Le département d’État américain a annoncé mercredi la reprise du traitement des demandes de visas étudiants étrangers, suspendu depuis mai, mais cette relance s’accompagne d’une mesure controversée : l’obligation pour tous les candidats de rendre publics leurs comptes sur les réseaux sociaux à des fins de vérification.
Désormais, tout refus de débloquer ses profils pour inspection pourra être interprété comme une volonté de dissimuler des informations, ce qui pourrait conduire au rejet de la demande de visa. Cette exigence fait partie d’un durcissement des contrôles instauré par l’administration Trump, qui souhaite détecter toute trace d’hostilité présumée envers les États-Unis, leur gouvernement, leur culture ou leurs institutions dans l’activité en ligne des futurs étudiants.
Le traitement des visas avait été suspendu le mois dernier, le temps de mettre en place ces nouveaux critères d’évaluation. Cette interruption avait suscité de vives inquiétudes parmi les candidats internationaux, notamment ceux devant commencer leurs études ou stages de recherche dès l’été. Mercredi, un doctorant chinois basé à Toronto a confié son soulagement après avoir obtenu un rendez-vous pour un entretien de visa prévu la semaine prochaine. « Je rafraîchis la page du site plusieurs fois par jour », a-t-il raconté, préférant ne pas donner son prénom par crainte de représailles.
Cette reprise s’accompagne aussi d’un changement dans les priorités de traitement : les consulats américains ont reçu pour consigne de privilégier les étudiants candidats à des universités où les étrangers représentent moins de 15 % de l’effectif global. Cette directive, confirmée par une source gouvernementale, affecterait près de 200 établissements aux États-Unis, dont les huit universités de l’Ivy League ainsi que des institutions publiques majeures comme l’Université de l’Illinois ou Penn State.
Depuis plusieurs mois, les étudiants étrangers aux États-Unis font l’objet d’un renforcement généralisé des contrôles. Le gouvernement a élargi les motifs de révocation de leur statut légal, et certaines expulsions ont même concerné des étudiants n’ayant commis que des infractions mineures.

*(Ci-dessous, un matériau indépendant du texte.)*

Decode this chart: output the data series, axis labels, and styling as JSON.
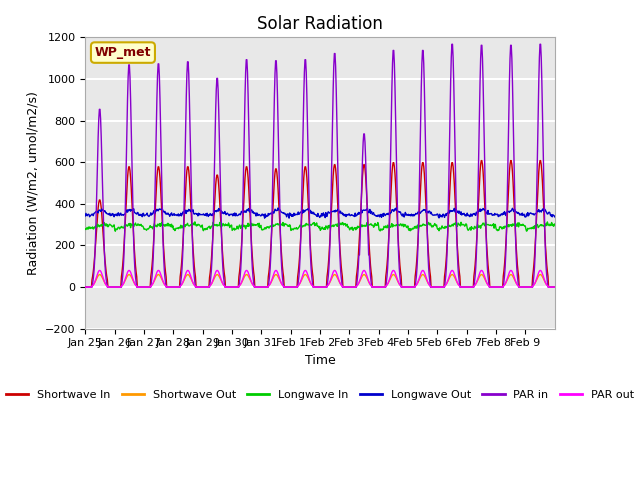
{
  "title": "Solar Radiation",
  "ylabel": "Radiation (W/m2, umol/m2/s)",
  "xlabel": "Time",
  "ylim": [
    -200,
    1200
  ],
  "yticks": [
    -200,
    0,
    200,
    400,
    600,
    800,
    1000,
    1200
  ],
  "x_labels": [
    "Jan 25",
    "Jan 26",
    "Jan 27",
    "Jan 28",
    "Jan 29",
    "Jan 30",
    "Jan 31",
    "Feb 1",
    "Feb 2",
    "Feb 3",
    "Feb 4",
    "Feb 5",
    "Feb 6",
    "Feb 7",
    "Feb 8",
    "Feb 9"
  ],
  "annotation": "WP_met",
  "plot_bg_color": "#e8e8e8",
  "grid_color": "white",
  "series": {
    "shortwave_in": {
      "color": "#cc0000",
      "label": "Shortwave In"
    },
    "shortwave_out": {
      "color": "#ff9900",
      "label": "Shortwave Out"
    },
    "longwave_in": {
      "color": "#00cc00",
      "label": "Longwave In"
    },
    "longwave_out": {
      "color": "#0000cc",
      "label": "Longwave Out"
    },
    "par_in": {
      "color": "#8800cc",
      "label": "PAR in"
    },
    "par_out": {
      "color": "#ff00ff",
      "label": "PAR out"
    }
  },
  "n_days": 16,
  "pts_per_day": 48
}
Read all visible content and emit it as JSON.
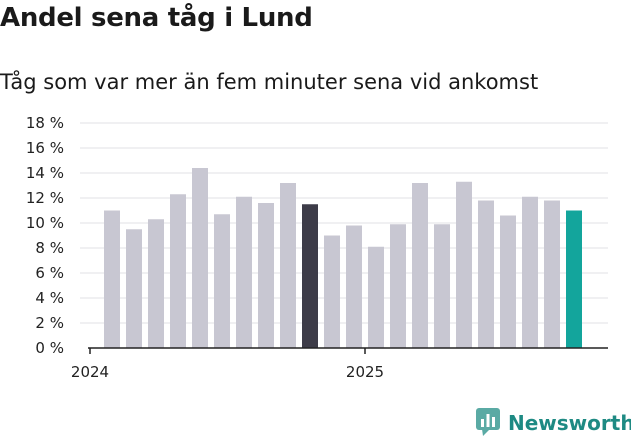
{
  "title": "Andel sena tåg i Lund",
  "subtitle": "Tåg som var mer än fem minuter sena vid ankomst",
  "brand": {
    "name": "Newsworthy",
    "icon": "newsworthy-logo-icon",
    "color": "#1e8a83"
  },
  "chart_data": {
    "type": "bar",
    "title": "Andel sena tåg i Lund",
    "subtitle": "Tåg som var mer än fem minuter sena vid ankomst",
    "xlabel": "",
    "ylabel": "",
    "ylim": [
      0,
      18
    ],
    "y_ticks": [
      "0 %",
      "2 %",
      "4 %",
      "6 %",
      "8 %",
      "10 %",
      "12 %",
      "14 %",
      "16 %",
      "18 %"
    ],
    "y_tick_values": [
      0,
      2,
      4,
      6,
      8,
      10,
      12,
      14,
      16,
      18
    ],
    "x_tick_labels": [
      {
        "label": "2024",
        "index": 0
      },
      {
        "label": "2025",
        "index": 12
      }
    ],
    "grid": true,
    "colors": {
      "default": "#c8c7d2",
      "highlight": "#3d3c48",
      "latest": "#13a59c"
    },
    "values": [
      11.0,
      9.5,
      10.3,
      12.3,
      14.4,
      10.7,
      12.1,
      11.6,
      13.2,
      11.5,
      9.0,
      9.8,
      8.1,
      9.9,
      13.2,
      9.9,
      13.3,
      11.8,
      10.6,
      12.1,
      11.8,
      11.0
    ],
    "highlight_index": 9,
    "latest_index": 21
  }
}
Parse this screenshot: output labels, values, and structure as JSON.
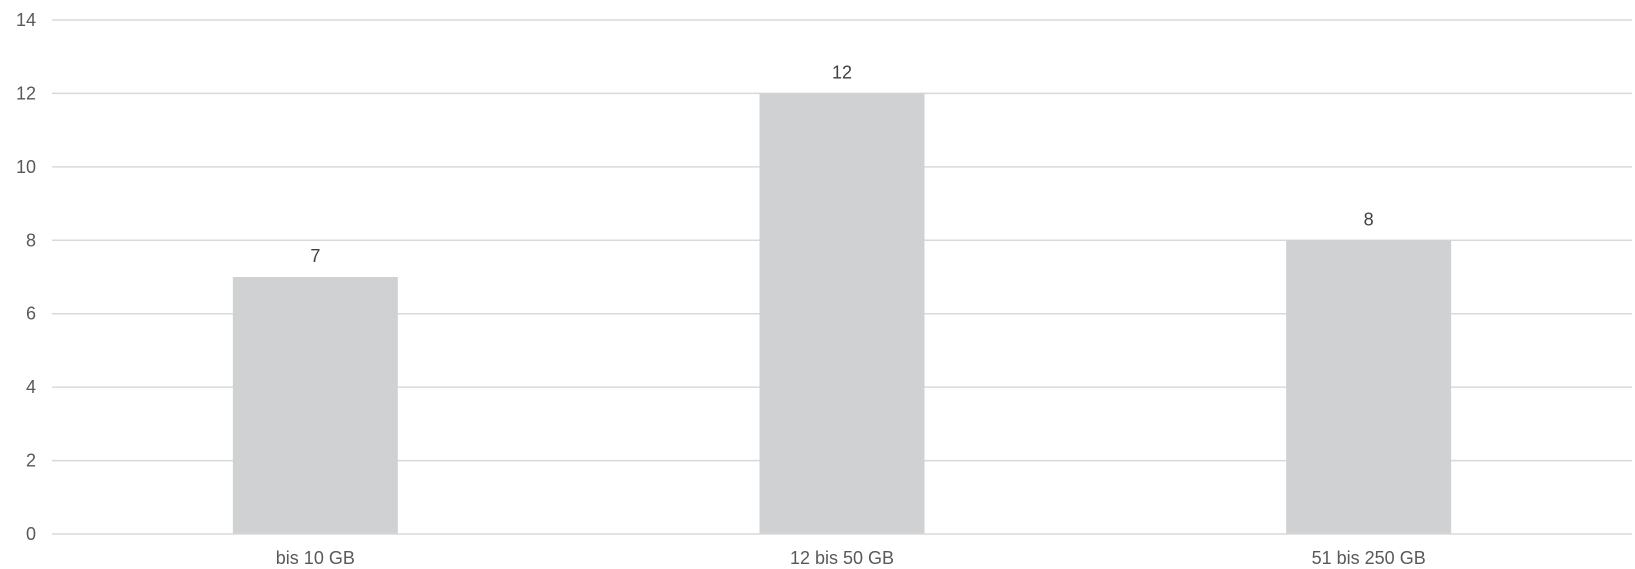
{
  "chart_data": {
    "type": "bar",
    "categories": [
      "bis 10 GB",
      "12 bis 50 GB",
      "51 bis 250 GB"
    ],
    "values": [
      7,
      12,
      8
    ],
    "data_labels": [
      "7",
      "12",
      "8"
    ],
    "title": "",
    "xlabel": "",
    "ylabel": "",
    "ylim": [
      0,
      14
    ],
    "yticks": [
      0,
      2,
      4,
      6,
      8,
      10,
      12,
      14
    ],
    "ytick_labels": [
      "0",
      "2",
      "4",
      "6",
      "8",
      "10",
      "12",
      "14"
    ],
    "grid": true,
    "legend": "none",
    "colors": {
      "bar": "#d0d1d2",
      "grid": "#d9d9d9",
      "axis": "#d9d9d9"
    }
  }
}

L’administration Trump a par ailleurs ciblé directement l’université Harvard, accusée d’accueillir trop d’étrangers, et milite pour limiter à 15 % la part d’étudiants internationaux dans les grandes universités américaines.
La nouvelle politique de filtrage des réseaux sociaux s’ajoute à une pression croissante sur les libertés d’expression. Pour Jameel Jaffer, directeur de l’Institut du premier amendement à l’université Columbia, cette mesure rappelle les pratiques de la guerre froide : « Elle transforme chaque agent consulaire en censeur et risque de faire taire des opinions politiques légitimes, y compris en dehors des États-Unis. »
Dans le même temps, Washington a demandé à 36 pays de renforcer leurs propres procédures de vérification des voyageurs, sous peine de voir leurs ressortissants interdits d’entrée sur le sol américain. Douze pays figurent déjà sur cette liste de restrictions.